だがヒナは知っている、この島には長年狩りを続けてきても絶えない程多くの動物がいて、しかも毎年何人もの村の人間に怪我を負わせる獰猛な生き物も至るところに潜んでいる事を。
彼がどうなろうと、余所者なのでロアの民には何の害もない。彼がこの島でこの先どんな風に苦しんで、どんな死に方をしてもヒナが手を下した訳ではない。逃がした獲物の末路など狩猟者が気にする必要はないのだから。
「あれ、これって……」
背負っていた槍や弓矢を下ろそうと立ち上がった拍子に、腰元から何か光る物がこぼれ落ちたのに気付いて、それを拾い上げる。
ヒナの眼には銀色に輝く装飾品のように見え、ロアの民の持つ技術では決して真似出来ない精巧さと輝きに思わず見惚れてしまいそうになる。
明らかにこの島の外で造られたそれは、出会ったばかりの余所者の青年と戦って気絶させた際、彼の持ち物を探っている際に見つけたもので、物珍しさから無意識に奪ったまま返しそびれてしまっていたのだ。
(別に、必要ないのに)
外の世界のものなんていらない、そんな思いで彼を解放したのに、彼に関わるものに興味を抱いてしまっている。そんな自分が滑稽に思えたヒナはもう一つ溜め息をついてから立ち上がると、周りに村の人間がいないのを確認してから、森の奥へ向かって走り出す。
返そう、この村に外の世界の物は必要ない。
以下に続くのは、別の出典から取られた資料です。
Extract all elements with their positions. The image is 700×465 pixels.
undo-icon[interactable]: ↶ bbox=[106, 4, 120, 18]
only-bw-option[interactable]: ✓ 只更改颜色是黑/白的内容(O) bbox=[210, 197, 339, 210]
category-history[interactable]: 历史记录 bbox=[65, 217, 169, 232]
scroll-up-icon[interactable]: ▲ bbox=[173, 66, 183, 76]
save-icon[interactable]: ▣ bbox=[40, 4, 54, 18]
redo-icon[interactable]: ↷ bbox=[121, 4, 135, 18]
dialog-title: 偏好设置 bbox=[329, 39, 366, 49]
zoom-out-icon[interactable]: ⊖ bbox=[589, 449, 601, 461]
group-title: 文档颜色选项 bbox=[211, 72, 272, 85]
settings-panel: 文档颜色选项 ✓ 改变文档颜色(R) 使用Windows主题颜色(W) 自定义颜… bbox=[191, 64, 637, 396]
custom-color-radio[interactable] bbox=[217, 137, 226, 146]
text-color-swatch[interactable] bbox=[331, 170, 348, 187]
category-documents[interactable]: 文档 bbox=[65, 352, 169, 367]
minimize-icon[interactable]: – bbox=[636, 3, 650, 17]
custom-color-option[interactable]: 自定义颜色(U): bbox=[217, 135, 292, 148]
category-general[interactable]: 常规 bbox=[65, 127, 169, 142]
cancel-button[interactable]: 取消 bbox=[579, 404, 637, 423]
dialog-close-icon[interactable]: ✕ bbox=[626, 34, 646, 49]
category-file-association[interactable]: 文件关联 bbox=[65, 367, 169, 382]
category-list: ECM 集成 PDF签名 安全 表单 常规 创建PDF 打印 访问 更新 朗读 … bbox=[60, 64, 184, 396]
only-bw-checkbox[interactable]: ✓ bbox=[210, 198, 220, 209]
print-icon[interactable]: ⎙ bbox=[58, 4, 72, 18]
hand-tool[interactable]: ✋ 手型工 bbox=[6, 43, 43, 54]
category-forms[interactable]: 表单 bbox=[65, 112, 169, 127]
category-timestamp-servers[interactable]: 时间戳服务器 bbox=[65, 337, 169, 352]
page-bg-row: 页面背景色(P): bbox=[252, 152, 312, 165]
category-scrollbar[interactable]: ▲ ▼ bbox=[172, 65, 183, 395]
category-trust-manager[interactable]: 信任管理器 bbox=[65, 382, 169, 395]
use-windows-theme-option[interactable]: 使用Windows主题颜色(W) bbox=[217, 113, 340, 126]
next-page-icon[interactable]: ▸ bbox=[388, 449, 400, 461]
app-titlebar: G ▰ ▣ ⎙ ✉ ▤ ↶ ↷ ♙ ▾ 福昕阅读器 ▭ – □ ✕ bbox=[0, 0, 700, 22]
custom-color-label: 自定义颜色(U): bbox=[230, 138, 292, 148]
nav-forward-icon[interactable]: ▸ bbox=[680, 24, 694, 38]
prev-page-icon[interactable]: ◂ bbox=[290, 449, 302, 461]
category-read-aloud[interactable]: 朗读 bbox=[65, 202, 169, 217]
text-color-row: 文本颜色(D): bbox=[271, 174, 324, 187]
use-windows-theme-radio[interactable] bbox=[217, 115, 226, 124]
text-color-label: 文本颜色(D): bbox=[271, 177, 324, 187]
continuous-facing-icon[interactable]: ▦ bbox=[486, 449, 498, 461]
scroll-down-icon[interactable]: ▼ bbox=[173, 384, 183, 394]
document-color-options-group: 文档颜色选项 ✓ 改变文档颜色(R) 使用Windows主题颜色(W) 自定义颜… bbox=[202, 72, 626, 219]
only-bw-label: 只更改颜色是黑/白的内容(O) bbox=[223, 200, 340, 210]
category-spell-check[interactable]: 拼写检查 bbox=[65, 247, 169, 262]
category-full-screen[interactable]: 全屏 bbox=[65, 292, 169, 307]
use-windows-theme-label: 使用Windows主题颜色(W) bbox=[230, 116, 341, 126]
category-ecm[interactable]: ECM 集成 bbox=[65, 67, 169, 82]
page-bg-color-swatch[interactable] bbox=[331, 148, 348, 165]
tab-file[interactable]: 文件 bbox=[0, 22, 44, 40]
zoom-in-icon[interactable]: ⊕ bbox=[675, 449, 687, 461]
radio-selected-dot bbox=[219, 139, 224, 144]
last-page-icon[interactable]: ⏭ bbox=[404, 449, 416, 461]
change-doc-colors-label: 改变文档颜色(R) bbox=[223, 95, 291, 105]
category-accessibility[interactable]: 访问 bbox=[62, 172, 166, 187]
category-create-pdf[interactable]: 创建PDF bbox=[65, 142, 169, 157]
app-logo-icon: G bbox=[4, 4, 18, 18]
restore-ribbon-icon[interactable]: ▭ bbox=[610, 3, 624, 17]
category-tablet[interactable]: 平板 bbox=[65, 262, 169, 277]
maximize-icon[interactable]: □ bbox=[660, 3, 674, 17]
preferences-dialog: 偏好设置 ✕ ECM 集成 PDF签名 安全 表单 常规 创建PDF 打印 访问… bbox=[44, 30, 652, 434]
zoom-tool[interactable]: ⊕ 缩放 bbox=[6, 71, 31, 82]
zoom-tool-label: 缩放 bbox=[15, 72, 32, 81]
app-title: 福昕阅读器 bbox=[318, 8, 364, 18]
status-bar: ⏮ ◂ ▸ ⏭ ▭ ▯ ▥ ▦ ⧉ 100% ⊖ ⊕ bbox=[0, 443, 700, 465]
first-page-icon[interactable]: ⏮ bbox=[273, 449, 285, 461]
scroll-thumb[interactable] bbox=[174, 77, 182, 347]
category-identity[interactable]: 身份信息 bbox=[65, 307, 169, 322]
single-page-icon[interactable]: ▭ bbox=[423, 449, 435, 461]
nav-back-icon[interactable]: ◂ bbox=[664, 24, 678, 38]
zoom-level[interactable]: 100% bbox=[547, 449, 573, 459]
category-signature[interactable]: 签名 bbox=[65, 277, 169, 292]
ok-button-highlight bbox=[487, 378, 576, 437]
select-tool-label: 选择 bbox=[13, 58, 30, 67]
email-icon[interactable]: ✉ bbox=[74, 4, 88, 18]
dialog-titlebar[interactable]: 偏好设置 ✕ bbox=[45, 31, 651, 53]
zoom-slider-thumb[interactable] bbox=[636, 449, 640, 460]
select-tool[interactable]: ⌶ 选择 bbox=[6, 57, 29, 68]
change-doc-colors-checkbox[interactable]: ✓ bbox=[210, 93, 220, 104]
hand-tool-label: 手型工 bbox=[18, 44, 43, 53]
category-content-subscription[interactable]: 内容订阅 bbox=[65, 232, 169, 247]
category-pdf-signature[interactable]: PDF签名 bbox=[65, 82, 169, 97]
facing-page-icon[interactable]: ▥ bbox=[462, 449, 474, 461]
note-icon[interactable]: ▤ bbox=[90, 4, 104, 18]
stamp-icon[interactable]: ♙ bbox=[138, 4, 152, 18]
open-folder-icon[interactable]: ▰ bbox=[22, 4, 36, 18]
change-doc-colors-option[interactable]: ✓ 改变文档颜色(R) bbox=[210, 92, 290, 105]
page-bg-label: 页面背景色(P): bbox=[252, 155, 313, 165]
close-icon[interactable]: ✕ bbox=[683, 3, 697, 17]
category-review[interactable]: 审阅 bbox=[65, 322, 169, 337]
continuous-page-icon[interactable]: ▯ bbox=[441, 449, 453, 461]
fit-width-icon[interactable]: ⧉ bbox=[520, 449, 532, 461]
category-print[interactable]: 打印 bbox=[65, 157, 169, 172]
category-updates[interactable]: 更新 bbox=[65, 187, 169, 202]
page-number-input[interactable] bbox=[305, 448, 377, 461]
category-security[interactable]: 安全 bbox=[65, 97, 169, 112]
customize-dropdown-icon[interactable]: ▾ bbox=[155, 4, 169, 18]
本来の持ち主であるあの余所者に返すか、見えないところに捨ててしまおう、危機感に急かされるようにヒナは足場の悪い森の中を飛ぶように駆け抜け、奥へ奥へと進んでいった。
(ん、何これ)
異物を自分の世界から遠ざけたい、そう思って行動している筈なのに、ヒナは自分の心中に正体不明の高揚感にも似た熱さを感じて、訝しげに顔を歪めるのだった。
(分からない、私はなんで、こんなに足取りが軽くなってるの?)
気の進まない事をしているという思いに反して、駆ける足は弾むようで顔は真っ直ぐ前を向いていて、まるで喜んでいるような状態に腹が立って、ヒナは走る速度を速めるのであった。